Ceux de l’écoute: Au Québec dans les années 70 tellement de groupes, chanteurs, chansonniers ou musiciens firent leurs marques. Charlebois, Ferland, Léveillée, Harmonium, Leclerc, Raoul Duguay. Il ne faut pas oublier la musique anglaise, le prog, Les groupes comme Genesis, King Crimson, Pink Floyd, Yes and so on. Québec, la ville, terreau fertile pour ce type de musique.
J’ai eu la chance d’avoir une famille qui écoutait beaucoup de musique. Mes parents furent les premiers dans notre rue à posséder une chaîne stéréo. Avec une radio FM, la première station n’arrivera que 2 ans après cet achat. Nous écoutions tant de l’opéra, que des symphonies ou du Glenn Gould, première mouture. Du populaire aussi, américains ou français, de Sinatra à Bécaud. Du Jazz bien sûr, ma mère affectionnait les »Big Band » Glen Miller et cie.
Pendant toute ma vie la musique aura été la pierre angulaire de ma créativité. Je récolte, maintenant à la retraite, la somme de toutes ces écoutes, expériences ou pratiques musicales. Je suis toujours ouvert à la découverte, à me laisse subjuguer.
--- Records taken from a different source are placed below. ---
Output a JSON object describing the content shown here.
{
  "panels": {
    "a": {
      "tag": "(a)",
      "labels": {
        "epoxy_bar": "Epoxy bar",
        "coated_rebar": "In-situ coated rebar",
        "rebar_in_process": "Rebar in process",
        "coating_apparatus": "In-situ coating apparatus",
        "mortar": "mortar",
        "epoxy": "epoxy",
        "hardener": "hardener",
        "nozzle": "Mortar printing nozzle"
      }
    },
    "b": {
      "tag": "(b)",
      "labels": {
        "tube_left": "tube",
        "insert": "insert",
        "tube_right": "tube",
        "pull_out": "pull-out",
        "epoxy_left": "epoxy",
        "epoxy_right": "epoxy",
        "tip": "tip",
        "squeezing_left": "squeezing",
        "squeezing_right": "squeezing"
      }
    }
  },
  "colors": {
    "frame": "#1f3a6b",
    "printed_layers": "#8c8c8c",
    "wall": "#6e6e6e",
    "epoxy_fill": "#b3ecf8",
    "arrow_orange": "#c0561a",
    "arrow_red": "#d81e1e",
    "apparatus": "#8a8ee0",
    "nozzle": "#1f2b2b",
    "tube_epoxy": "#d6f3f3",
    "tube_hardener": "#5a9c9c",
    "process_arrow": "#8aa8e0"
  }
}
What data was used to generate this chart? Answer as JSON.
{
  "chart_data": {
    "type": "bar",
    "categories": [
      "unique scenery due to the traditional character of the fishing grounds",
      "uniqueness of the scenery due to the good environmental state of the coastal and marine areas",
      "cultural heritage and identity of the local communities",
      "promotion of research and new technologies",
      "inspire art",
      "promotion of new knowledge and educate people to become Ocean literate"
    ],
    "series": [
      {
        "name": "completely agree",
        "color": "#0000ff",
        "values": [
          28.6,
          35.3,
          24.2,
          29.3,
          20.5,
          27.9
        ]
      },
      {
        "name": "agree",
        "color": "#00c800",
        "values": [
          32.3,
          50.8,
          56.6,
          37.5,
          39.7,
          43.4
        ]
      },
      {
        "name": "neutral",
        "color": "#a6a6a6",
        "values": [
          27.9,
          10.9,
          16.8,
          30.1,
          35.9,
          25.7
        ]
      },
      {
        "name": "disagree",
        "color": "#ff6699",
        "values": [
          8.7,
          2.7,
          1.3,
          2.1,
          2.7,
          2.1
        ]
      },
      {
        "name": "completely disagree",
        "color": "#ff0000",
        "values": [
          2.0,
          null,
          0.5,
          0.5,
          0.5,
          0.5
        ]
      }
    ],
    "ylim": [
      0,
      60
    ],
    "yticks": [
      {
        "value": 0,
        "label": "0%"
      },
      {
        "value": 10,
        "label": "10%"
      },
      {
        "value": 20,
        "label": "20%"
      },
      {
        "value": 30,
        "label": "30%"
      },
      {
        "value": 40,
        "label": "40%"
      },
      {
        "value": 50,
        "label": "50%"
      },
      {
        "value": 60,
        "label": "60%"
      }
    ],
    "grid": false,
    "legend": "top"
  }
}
Dans tous les styles.Vous ne m’entendrez jamais, devant une pièce hors norme, affirmer que ce n’est pas de la musique.
Quels sont les sentiers que je parcours maintenant?
Sentiers suivis.
Suivre une partition, avec toutes les hésitations de l’apprentissage.
Schubert, Piano Trio Mi bémol d926 / andante
Sentiers sentis.
Mélange de suivis et de sentis. Quand les thèmes joués sont connus. Plus facile de mettre emphase et fioriture. *
Sentiers sans fonds.
Depuis l’acquisition de mon nouvel instrument, je redécouvre mes pièces. Sans fonds pour pratiques sempiternelles.
Sentiers féconds.
Impro… Toujours l’impro… Et soudain… »Toute est dans toute » (dixit Raoul Duguay avec l’Infonie )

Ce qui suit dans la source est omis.